Она их раскусила! «Кандуктир давай, бахшишь дават будым!»
И тут вдруг, наконец, на смену веселому «чайному» настроению каждому из случайных попутчиков в душу как финский нож вошло чувство зряшности происходящего, ощущение тоскливой безысходности. Они вдруг явственно осознали случайность их встречи в этом вагоне. Мимолетность общности и постоянство одиночества.
Пассажир с «Агдамом» сплюнул, и тихо выразился в том духе, что дураков учить - только ... тупить. Остальные просто отвернулись. Мужчина в фальшиво драгоценных очках поднялся и пошел к своему товарищу. «Понимаешь, Володя, а ведь они чем-то похожи на нас. Нет, это, конечно, карикатура, недружеский шарж. Но согласись, мы тоже порой протестуем, пишем жалобы, а дело, в сущности, в том, что мы не знаем правил игры. Боремся с ветряными мельницами, портим друг другу жизнь, сетуем на блат... Нет, он, конечно, сила, кто спорит. Но зачастую блат ни при чем. Не сработала какая-то ячейка в аппарате, и вот уже сотни обиженных обвиняют во все блат. А тот, кому бы, вроде, следовало исправить ошибку, защищает честь мундира. Вот и рождается реклама всемогущества «своих да наших».

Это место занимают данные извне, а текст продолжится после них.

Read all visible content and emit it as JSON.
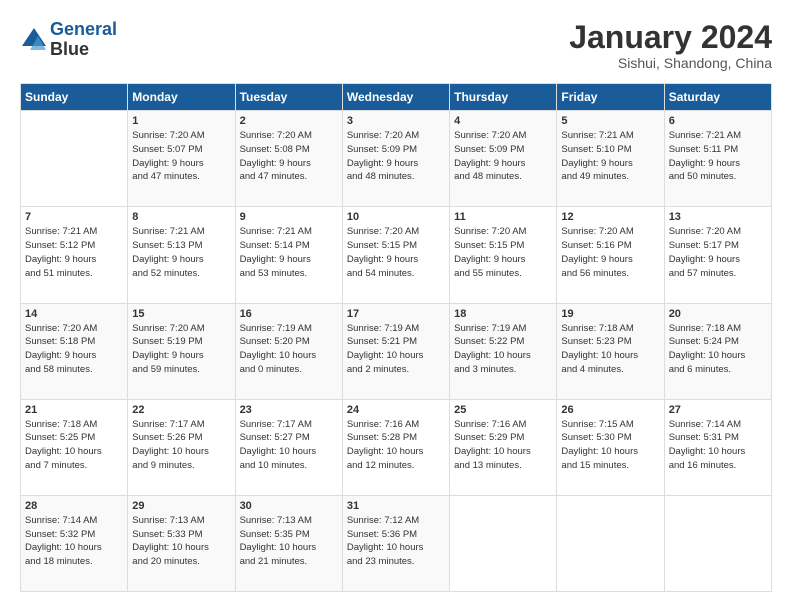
{
  "logo": {
    "line1": "General",
    "line2": "Blue"
  },
  "title": "January 2024",
  "subtitle": "Sishui, Shandong, China",
  "days_of_week": [
    "Sunday",
    "Monday",
    "Tuesday",
    "Wednesday",
    "Thursday",
    "Friday",
    "Saturday"
  ],
  "weeks": [
    [
      {
        "num": "",
        "info": ""
      },
      {
        "num": "1",
        "info": "Sunrise: 7:20 AM\nSunset: 5:07 PM\nDaylight: 9 hours\nand 47 minutes."
      },
      {
        "num": "2",
        "info": "Sunrise: 7:20 AM\nSunset: 5:08 PM\nDaylight: 9 hours\nand 47 minutes."
      },
      {
        "num": "3",
        "info": "Sunrise: 7:20 AM\nSunset: 5:09 PM\nDaylight: 9 hours\nand 48 minutes."
      },
      {
        "num": "4",
        "info": "Sunrise: 7:20 AM\nSunset: 5:09 PM\nDaylight: 9 hours\nand 48 minutes."
      },
      {
        "num": "5",
        "info": "Sunrise: 7:21 AM\nSunset: 5:10 PM\nDaylight: 9 hours\nand 49 minutes."
      },
      {
        "num": "6",
        "info": "Sunrise: 7:21 AM\nSunset: 5:11 PM\nDaylight: 9 hours\nand 50 minutes."
      }
    ],
    [
      {
        "num": "7",
        "info": "Sunrise: 7:21 AM\nSunset: 5:12 PM\nDaylight: 9 hours\nand 51 minutes."
      },
      {
        "num": "8",
        "info": "Sunrise: 7:21 AM\nSunset: 5:13 PM\nDaylight: 9 hours\nand 52 minutes."
      },
      {
        "num": "9",
        "info": "Sunrise: 7:21 AM\nSunset: 5:14 PM\nDaylight: 9 hours\nand 53 minutes."
      },
      {
        "num": "10",
        "info": "Sunrise: 7:20 AM\nSunset: 5:15 PM\nDaylight: 9 hours\nand 54 minutes."
      },
      {
        "num": "11",
        "info": "Sunrise: 7:20 AM\nSunset: 5:15 PM\nDaylight: 9 hours\nand 55 minutes."
      },
      {
        "num": "12",
        "info": "Sunrise: 7:20 AM\nSunset: 5:16 PM\nDaylight: 9 hours\nand 56 minutes."
      },
      {
        "num": "13",
        "info": "Sunrise: 7:20 AM\nSunset: 5:17 PM\nDaylight: 9 hours\nand 57 minutes."
      }
    ],
    [
      {
        "num": "14",
        "info": "Sunrise: 7:20 AM\nSunset: 5:18 PM\nDaylight: 9 hours\nand 58 minutes."
      },
      {
        "num": "15",
        "info": "Sunrise: 7:20 AM\nSunset: 5:19 PM\nDaylight: 9 hours\nand 59 minutes."
      },
      {
        "num": "16",
        "info": "Sunrise: 7:19 AM\nSunset: 5:20 PM\nDaylight: 10 hours\nand 0 minutes."
      },
      {
        "num": "17",
        "info": "Sunrise: 7:19 AM\nSunset: 5:21 PM\nDaylight: 10 hours\nand 2 minutes."
      },
      {
        "num": "18",
        "info": "Sunrise: 7:19 AM\nSunset: 5:22 PM\nDaylight: 10 hours\nand 3 minutes."
      },
      {
        "num": "19",
        "info": "Sunrise: 7:18 AM\nSunset: 5:23 PM\nDaylight: 10 hours\nand 4 minutes."
      },
      {
        "num": "20",
        "info": "Sunrise: 7:18 AM\nSunset: 5:24 PM\nDaylight: 10 hours\nand 6 minutes."
      }
    ],
    [
      {
        "num": "21",
        "info": "Sunrise: 7:18 AM\nSunset: 5:25 PM\nDaylight: 10 hours\nand 7 minutes."
      },
      {
        "num": "22",
        "info": "Sunrise: 7:17 AM\nSunset: 5:26 PM\nDaylight: 10 hours\nand 9 minutes."
      },
      {
        "num": "23",
        "info": "Sunrise: 7:17 AM\nSunset: 5:27 PM\nDaylight: 10 hours\nand 10 minutes."
      },
      {
        "num": "24",
        "info": "Sunrise: 7:16 AM\nSunset: 5:28 PM\nDaylight: 10 hours\nand 12 minutes."
      },
      {
        "num": "25",
        "info": "Sunrise: 7:16 AM\nSunset: 5:29 PM\nDaylight: 10 hours\nand 13 minutes."
      },
      {
        "num": "26",
        "info": "Sunrise: 7:15 AM\nSunset: 5:30 PM\nDaylight: 10 hours\nand 15 minutes."
      },
      {
        "num": "27",
        "info": "Sunrise: 7:14 AM\nSunset: 5:31 PM\nDaylight: 10 hours\nand 16 minutes."
      }
    ],
    [
      {
        "num": "28",
        "info": "Sunrise: 7:14 AM\nSunset: 5:32 PM\nDaylight: 10 hours\nand 18 minutes."
      },
      {
        "num": "29",
        "info": "Sunrise: 7:13 AM\nSunset: 5:33 PM\nDaylight: 10 hours\nand 20 minutes."
      },
      {
        "num": "30",
        "info": "Sunrise: 7:13 AM\nSunset: 5:35 PM\nDaylight: 10 hours\nand 21 minutes."
      },
      {
        "num": "31",
        "info": "Sunrise: 7:12 AM\nSunset: 5:36 PM\nDaylight: 10 hours\nand 23 minutes."
      },
      {
        "num": "",
        "info": ""
      },
      {
        "num": "",
        "info": ""
      },
      {
        "num": "",
        "info": ""
      }
    ]
  ]
}
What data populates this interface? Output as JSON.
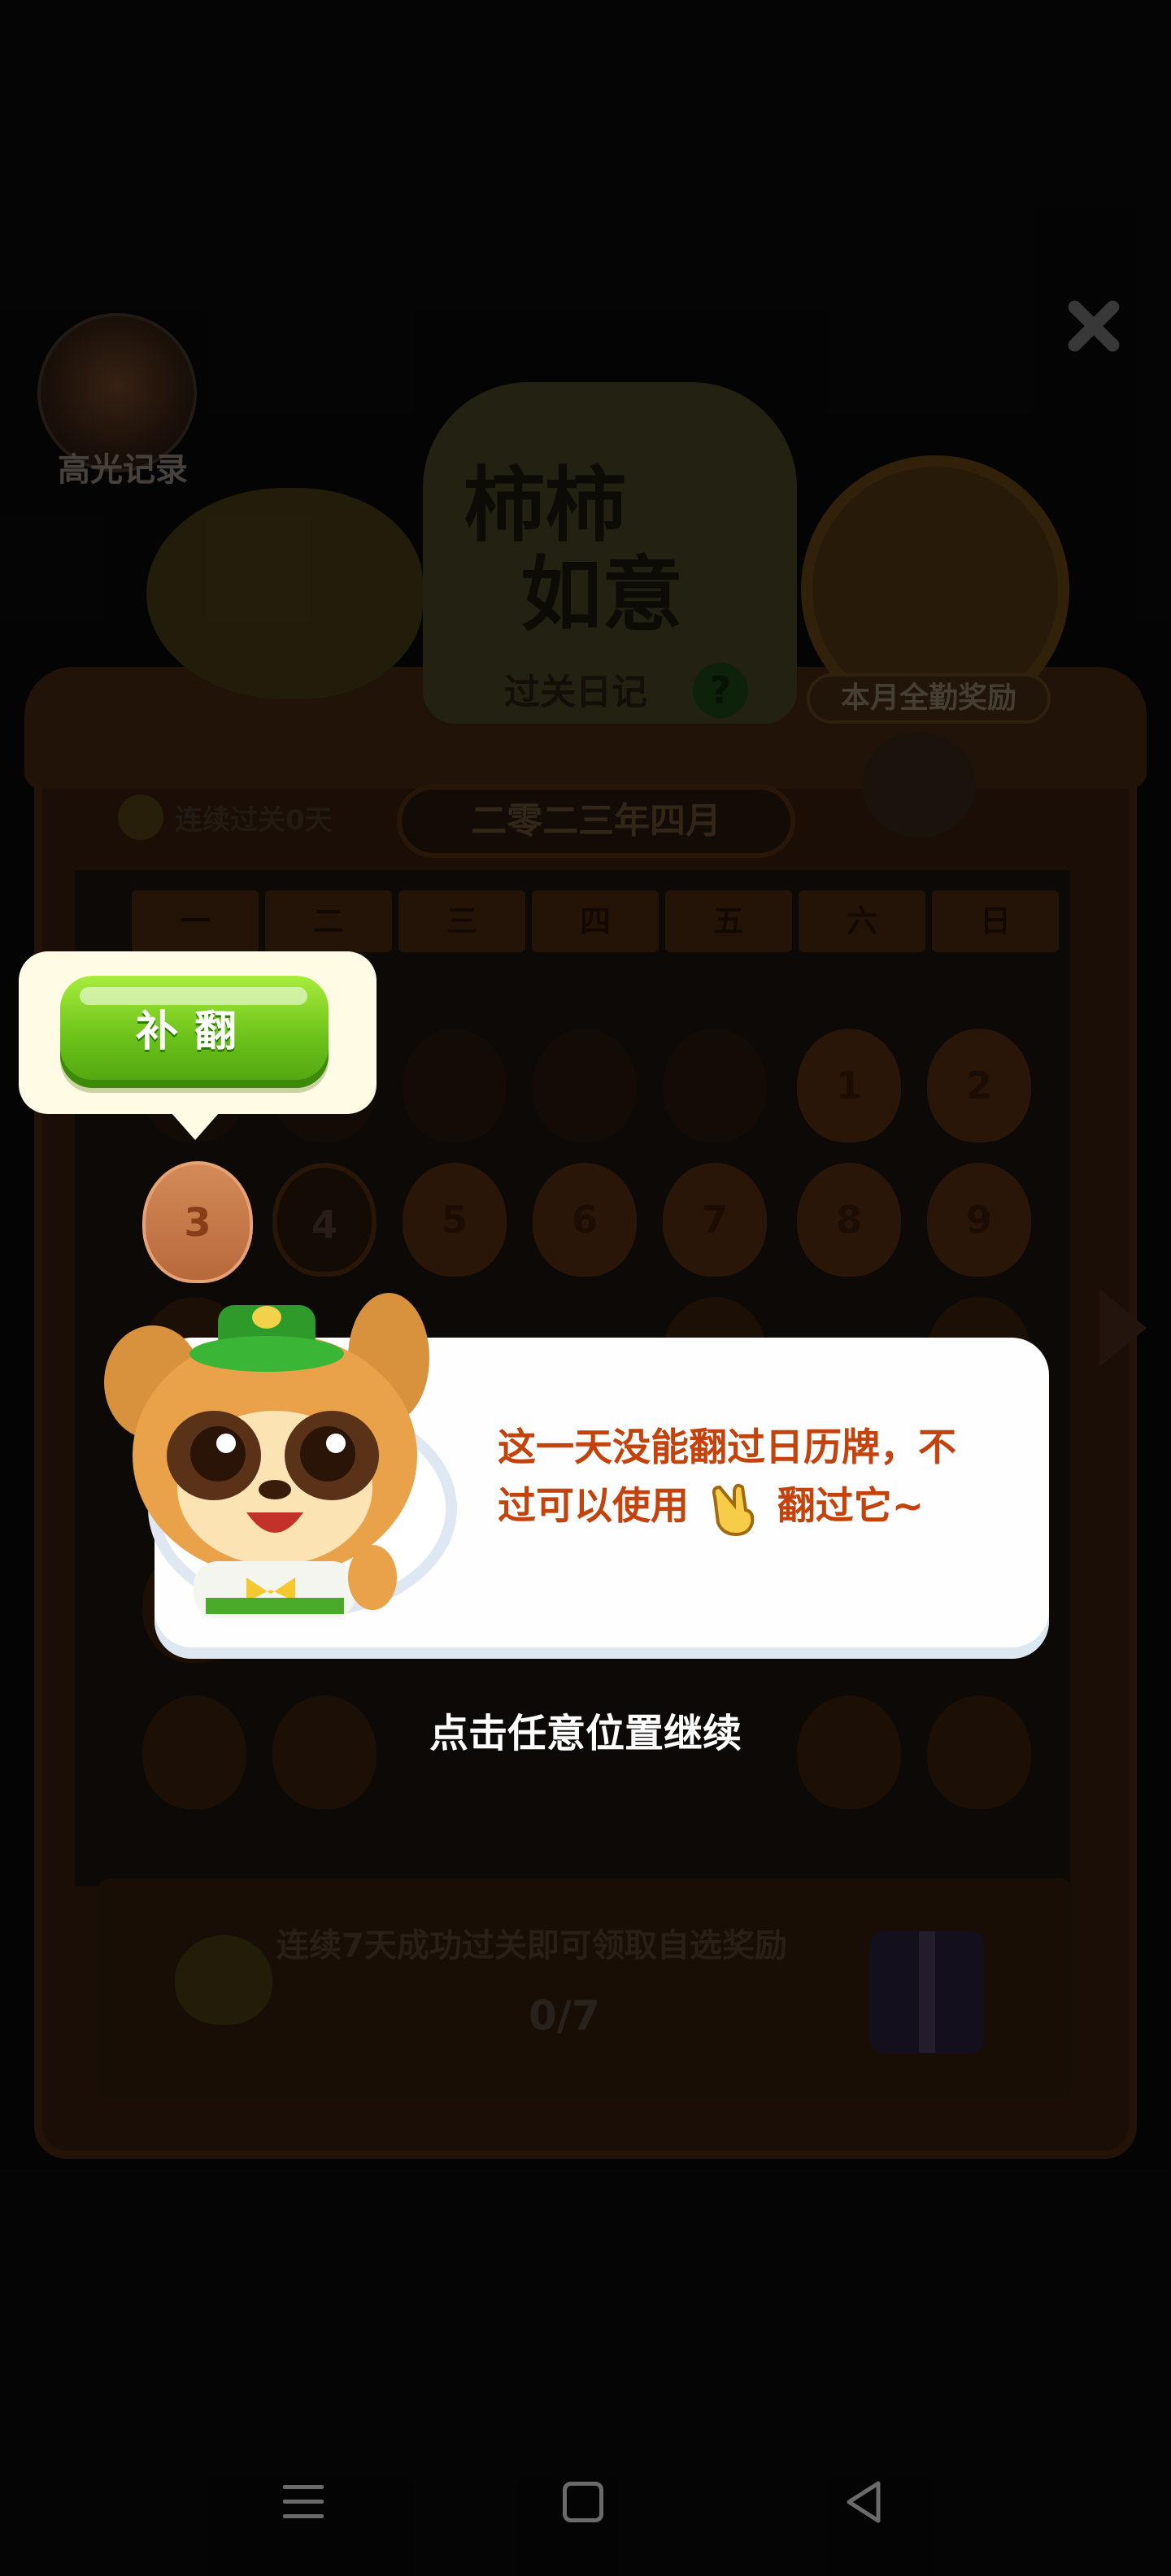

Атлет подумал, и, почесав в затылке, промолвил как бы для себя: «Да, Михалыч, конечно, знай мы все законы и правила, людьми придуманные, недовольных было бы поменьше. Только пусть лучше будет побольше свободных мест в вагонах. И вообще, побольше всего: квартир, товаров, платы за труд справедливой. А главное - каждому интереса в его деле. Хоть для того же билетного кассира, например. Да и нам с тобой не помешало бы. «Познанная необходимость», к которой ты, чувствую, клонишь, - утешение слабое. Кстати, пора спать, ты не находишь? Уж полночь, а нам в половине четвертого вставать».
- Да уж. А они на наших боковых тем временем расселись как дома. А у нас вещи там, опять же белье. Хоть бы перенести дали, мы бы и на свободные не против. Бабулям же ничего не вдолбишь, скорее у паровоза крылья вырастут! Послушайте, бабушки, это же наши места, дайте нам спать, отойдите на свободные. Или мы, хотите, отойдем, дайте только вещи забрать!
- Кандуктыр давай, башка!
- Да послали за ним, вам человеческим языком говорят! Вы только пока на свободные места перейдите! Ни черта божьи одуванчики не понимают. Хоть тресни.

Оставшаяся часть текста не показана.